In Nepal, Saufley found that there weren’t many volunteering opportunities. He decided to be the change.
“Before flying over there, I did some research on different volunteer organizations in the country but could not find many at the time that had an American presence. I figured I could be that American presence for a new organization,” said Saufley.
In 2009, Saufley created Mamata Volunteers, his own non-profit organization dedicated to helping the local Nepali community.
“Our mission was to attempt to connect the desperate worlds of the Nepalese people and those in the west with the knowledge that both would grow from the experience. Those in the west have a lot to offer the people of Nepal (teaching English, helping in a medical capacity, etc), but that is a two-way street,” said Saufley.
Saufley emphasizes how much the Nepalese can help teach the people in the United States.
“I would argue that the people we sent over, myself included, grew far more from the experience than those in Nepal we worked with. The idea is that by bridging cultures and coming together, we can share our unique insights and everyone improves as a result,” said Saufley.
Creating a non-profit business proved challenging for Saufley in many different ways.
“Advertising in the west was a challenge. A non-profit, by nature, does not make a profit. I never made any money from my work with Mamata so getting the word out in the states about the organization was difficult to do on a small, non-existent budget,” said Saufley.
Even though Saufley largely did all the work himself, he met someone who helped him get his feet wet.
“I met a gentleman named Rajan who had all of the connections and infrastructure in Nepal to make Mamata a reality,” said Saufley.
Through the efforts of getting the nonprofit started, Saufley quickly found how gratifying his work was.
“[It was rewarding to see] how excited the kids at various orphanages were to ‘hang out with the Americans’ and [to hear] about how impactful volunteering was for the people who went over,” said Saufley.
According to Saufley, volunteering can have a life-lasting impact.
“Travel, particularly to a place that is so different than the states, living in a culture different than your own, and learning from people who are totally unlike any you have learned from before, can have a profound and life-changing impact on one’s perspective,” said Saufley.
Mamata Volunteers trains people from the United States to go to Nepal and serve.
“We trained volunteers from the west to work in Nepal in a myriad of different volunteer capacities. From teaching, to medical, to agriculture,” said Saufley.
Many Mamata volunteers worked in Kathmandu, the capital of Nepal.
“A lot of volunteers ended up in Kathmandu but we had placements all over the country,” said Saufley.
According to Saufley, Mamata Volunteers was not just about helping the people in Nepal, but also helping the people in the States.
“[I] just want to be clear about dispensing with the notion that Mamata, or any volunteer organization like it, is designed so the ‘rich western people can go over and help the impoverished.’ That is not at all what it was/is about. Our goal was a cultural exchange, the people in Nepal have as much (if not more) to teach us as we do them,” said Saufley.
Creating Mamata Volunteers gave Saufley insight on how to start a non-profit from the ground up.

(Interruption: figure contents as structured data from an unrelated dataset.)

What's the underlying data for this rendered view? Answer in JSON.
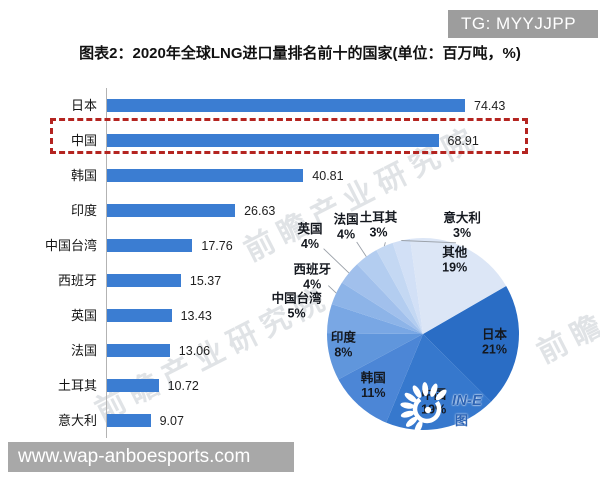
{
  "header": {
    "tg_label": "TG: MYYJJPP"
  },
  "title": "图表2：2020年全球LNG进口量排名前十的国家(单位：百万吨，%)",
  "chart_data": [
    {
      "type": "bar",
      "orientation": "horizontal",
      "title": "2020年全球LNG进口量排名前十的国家",
      "unit": "百万吨",
      "categories": [
        "日本",
        "中国",
        "韩国",
        "印度",
        "中国台湾",
        "西班牙",
        "英国",
        "法国",
        "土耳其",
        "意大利"
      ],
      "values": [
        74.43,
        68.91,
        40.81,
        26.63,
        17.76,
        15.37,
        13.43,
        13.06,
        10.72,
        9.07
      ],
      "xlim": [
        0,
        80
      ],
      "grid": false,
      "highlighted_category": "中国",
      "bar_color": "#3b7dd2",
      "highlight_box_color": "#b42420"
    },
    {
      "type": "pie",
      "unit": "%",
      "labels": [
        "日本",
        "中国",
        "韩国",
        "印度",
        "中国台湾",
        "西班牙",
        "英国",
        "法国",
        "土耳其",
        "意大利",
        "其他"
      ],
      "values": [
        21,
        19,
        11,
        8,
        5,
        4,
        4,
        4,
        3,
        3,
        19
      ],
      "pct_labels": [
        "21%",
        "19%",
        "11%",
        "8%",
        "5%",
        "4%",
        "4%",
        "4%",
        "3%",
        "3%",
        "19%"
      ],
      "start_angle_deg": 60,
      "colors": [
        "#2a6dc5",
        "#3678cd",
        "#4c86d6",
        "#6096dc",
        "#79a7e4",
        "#8db4e8",
        "#a1c0ec",
        "#b3cdf0",
        "#c4d8f3",
        "#d2e0f6",
        "#dce6f6"
      ]
    }
  ],
  "watermarks": {
    "site_url": "www.wap-anboesports.com",
    "diagonal_text": "前瞻产业研究院",
    "logo_text": "IN-E",
    "logo_subtext": "图"
  }
}
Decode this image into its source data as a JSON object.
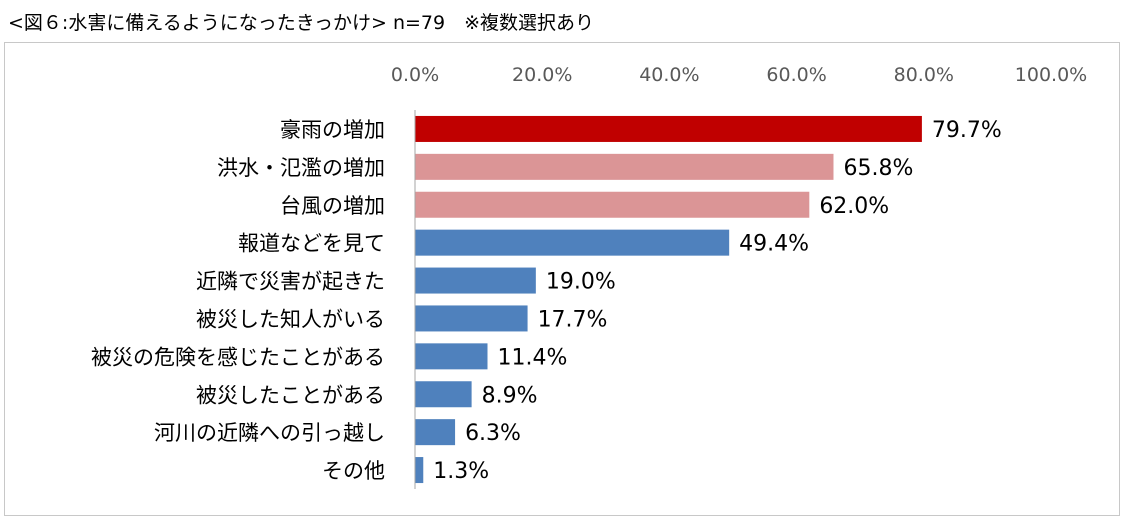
{
  "page": {
    "title": "<図６:水害に備えるようになったきっかけ> n=79　※複数選択あり"
  },
  "colors": {
    "highlight": "#c00000",
    "secondary": "#db9596",
    "primary": "#4f81bd",
    "axis": "#a6a6a6"
  },
  "chart_data": {
    "type": "bar",
    "orientation": "horizontal",
    "xlim": [
      0,
      100
    ],
    "x_ticks": [
      "0.0%",
      "20.0%",
      "40.0%",
      "60.0%",
      "80.0%",
      "100.0%"
    ],
    "x_axis_position": "top",
    "grid": false,
    "categories": [
      "豪雨の増加",
      "洪水・氾濫の増加",
      "台風の増加",
      "報道などを見て",
      "近隣で災害が起きた",
      "被災した知人がいる",
      "被災の危険を感じたことがある",
      "被災したことがある",
      "河川の近隣への引っ越し",
      "その他"
    ],
    "values": [
      79.7,
      65.8,
      62.0,
      49.4,
      19.0,
      17.7,
      11.4,
      8.9,
      6.3,
      1.3
    ],
    "value_labels": [
      "79.7%",
      "65.8%",
      "62.0%",
      "49.4%",
      "19.0%",
      "17.7%",
      "11.4%",
      "8.9%",
      "6.3%",
      "1.3%"
    ],
    "bar_colors": [
      "#c00000",
      "#db9596",
      "#db9596",
      "#4f81bd",
      "#4f81bd",
      "#4f81bd",
      "#4f81bd",
      "#4f81bd",
      "#4f81bd",
      "#4f81bd"
    ]
  }
}
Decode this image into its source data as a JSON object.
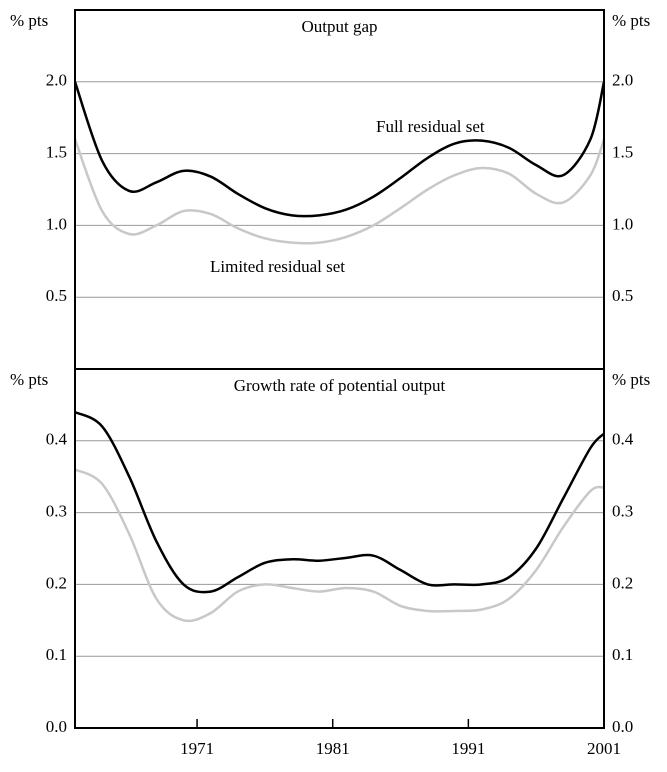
{
  "chart_data": [
    {
      "type": "line",
      "title": "Output gap",
      "ylabel": "% pts",
      "x": [
        1962,
        1964,
        1966,
        1968,
        1970,
        1972,
        1974,
        1976,
        1978,
        1980,
        1982,
        1984,
        1986,
        1988,
        1990,
        1992,
        1994,
        1996,
        1998,
        2000,
        2001
      ],
      "xlim": [
        1962,
        2001
      ],
      "ylim": [
        0,
        2.5
      ],
      "yticks": [
        {
          "value": 0.5,
          "label": "0.5"
        },
        {
          "value": 1,
          "label": "1.0"
        },
        {
          "value": 1.5,
          "label": "1.5"
        },
        {
          "value": 2,
          "label": "2.0"
        }
      ],
      "grid": true,
      "series": [
        {
          "name": "Full residual set",
          "color": "#000000",
          "values": [
            2.0,
            1.45,
            1.24,
            1.3,
            1.38,
            1.34,
            1.22,
            1.12,
            1.07,
            1.07,
            1.11,
            1.2,
            1.33,
            1.47,
            1.57,
            1.59,
            1.54,
            1.42,
            1.35,
            1.6,
            2.0
          ]
        },
        {
          "name": "Limited residual set",
          "color": "#c8c8c8",
          "values": [
            1.6,
            1.1,
            0.94,
            1.0,
            1.1,
            1.08,
            0.98,
            0.91,
            0.88,
            0.88,
            0.92,
            1.0,
            1.12,
            1.25,
            1.35,
            1.4,
            1.36,
            1.22,
            1.16,
            1.35,
            1.6
          ]
        }
      ]
    },
    {
      "type": "line",
      "title": "Growth rate of potential output",
      "ylabel": "% pts",
      "x": [
        1962,
        1964,
        1966,
        1968,
        1970,
        1972,
        1974,
        1976,
        1978,
        1980,
        1982,
        1984,
        1986,
        1988,
        1990,
        1992,
        1994,
        1996,
        1998,
        2000,
        2001
      ],
      "xlim": [
        1962,
        2001
      ],
      "xticks": [
        1971,
        1981,
        1991,
        2001
      ],
      "ylim": [
        0,
        0.5
      ],
      "yticks": [
        {
          "value": 0,
          "label": "0.0"
        },
        {
          "value": 0.1,
          "label": "0.1"
        },
        {
          "value": 0.2,
          "label": "0.2"
        },
        {
          "value": 0.3,
          "label": "0.3"
        },
        {
          "value": 0.4,
          "label": "0.4"
        }
      ],
      "grid": true,
      "series": [
        {
          "color": "#000000",
          "values": [
            0.44,
            0.42,
            0.35,
            0.26,
            0.2,
            0.19,
            0.21,
            0.23,
            0.235,
            0.233,
            0.237,
            0.24,
            0.22,
            0.2,
            0.2,
            0.2,
            0.21,
            0.25,
            0.32,
            0.39,
            0.41
          ]
        },
        {
          "color": "#c8c8c8",
          "values": [
            0.36,
            0.34,
            0.27,
            0.18,
            0.15,
            0.16,
            0.19,
            0.2,
            0.195,
            0.19,
            0.195,
            0.19,
            0.17,
            0.163,
            0.163,
            0.165,
            0.18,
            0.22,
            0.28,
            0.33,
            0.335
          ]
        }
      ]
    }
  ]
}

“You really have to find good people you can trust. Lean on their expertise and try to find the ways you can harness your skills to add to the overall goal of the organization,” said Saufley.
If someone wanted to start their own non-profit, Saufley thinks that it is important to have a specific need to address.
“Identify an authentic need. That may be in your community or on a global scale,” said Saufley. “Start from the ground up, not the top down. Don’t presume to know, at first the intention should be to learn.”